"We just need to keep that momentum, use that momentum moving forward," said Jed Lowrie, "and continue to believe what we set out to do from the beginning."
It was Lowrie who brought in the winning run on a ground ball through the left side of the infield off Astros closer Chad Qualls, with Josh Reddick racing home from second base to beat the throw from shallow left field and secure the victory.
"I made it look a lot harder than it was," said Reddick, laughing. "I knew where everyone was playing, I just got conscious about that ball and it wasn't hit super hard. I kind of hesitated for a second, then hit third, and the next step after third I think I tripped over myself, so I had to gain my footing again, so I made it a lot closer than I should've. But it doesn't matter how you do it as long as you cross the plate before the ball gets there."
"It felt like he was a jockey or something, just trying to get him to go," said Lowrie.
The A's trailed, 3-1, with one out in the ninth inning, and it sure looked like they were doomed for their fourth consecutive loss. That's when the Astros unwrapped the gift of Qualls, who has struggled to contain these A's this year, and Reddick responded with a game-tying two-run double to straightaway center.
Lowrie fell behind Qualls, 0-2, and, "I'm just looking for a pitch that I can get barrel on," he said. "I was able to find a hole, and Reddick was able to just beat it."
In six games against Oakland this year, Qualls is 0-4 with a 27.00 ERA and four blown saves, with 12 runs and 16 hits allowed in four innings.
"It's been happening all year, and I'm tired of it," said Qualls. "Four of my five losses are against them, four of my five blown saves are against them. I'm over it. … In the words of Pedro Martinez, 'In 2014 the Oakland A's are my daddy.' What do you want me to do?
"I don't get away with mistakes, or when I make a good pitch they put it in play. I don't know. I've never seen it before. That's all there is to it."
For Lowrie, it was his first walk-off hit with the A's, leading to his first taste of walk-off pie and first dose of a Gatorade shower.
"I feel like if you don't experience that, then you never really had the A's experience," he said. "That's something you welcome -- not in many situations, but in that for sure."

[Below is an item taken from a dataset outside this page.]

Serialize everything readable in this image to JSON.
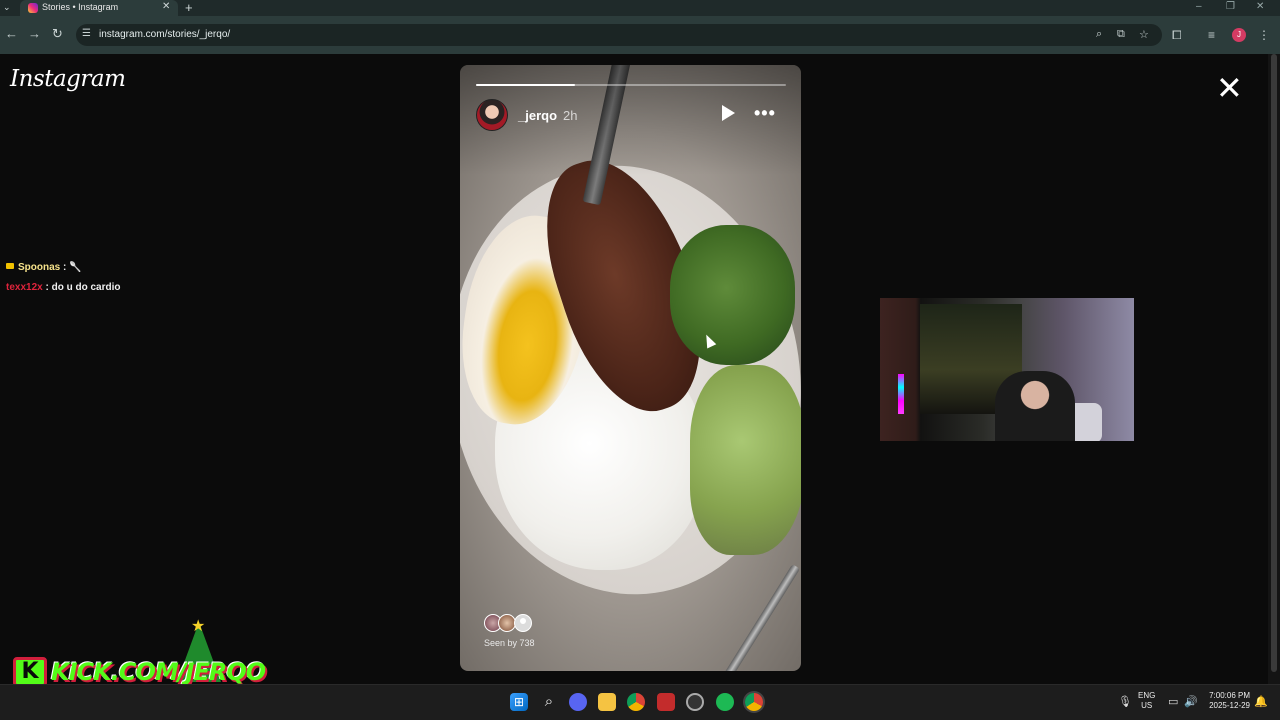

"I think this is big for us," said starter Scott Kazmir. "I think we needed a win kind of like this. You could look at everyone in this clubhouse, between all of us, we wanted this real bad. I think there were a couple games where I felt like the energy level just wasn't there. It's to the point where we just got to, you got to dig deep and finish strong. I feel like a win like this is something that could kick-start us, just give us the little push that we need."
Before Saturday, the A's had lost seven of their last eight and nine of their last 12, and their 7-17 record since Aug. 10, when they held a four-game division lead, was tied with Cincinnati for worst in the Majors.
The A's remained six games back of the Angels, who won in Minnesota, in the American League West and just two games up on the Mariners, who won at Texas, for the top AL Wild Card spot with 21 games to go. Their postseason picture remains murky, but the A's are at least looking like themselves again after Saturday's thriller.
Even Kazmir looked more like his first-half self, taking a no-hit bid into the sixth inning and finishing with three runs allowed and eight strikeouts in 6 1/3 innings, after going 2-4 with a 7.80 ERA in six August starts.
Relievers Dan Otero and Luke Gregerson combined for 2 2/3 scoreless innings to keep the deficit at two.
"The way we've been playing, it's been ugly, and we've had very few games where we've been fighting back," said Reddick. "Our losses have been quite ugly, so to come back like this is hopefully something that gets us going, maybe sparks a fire in our tail ends, because that's what we need right now."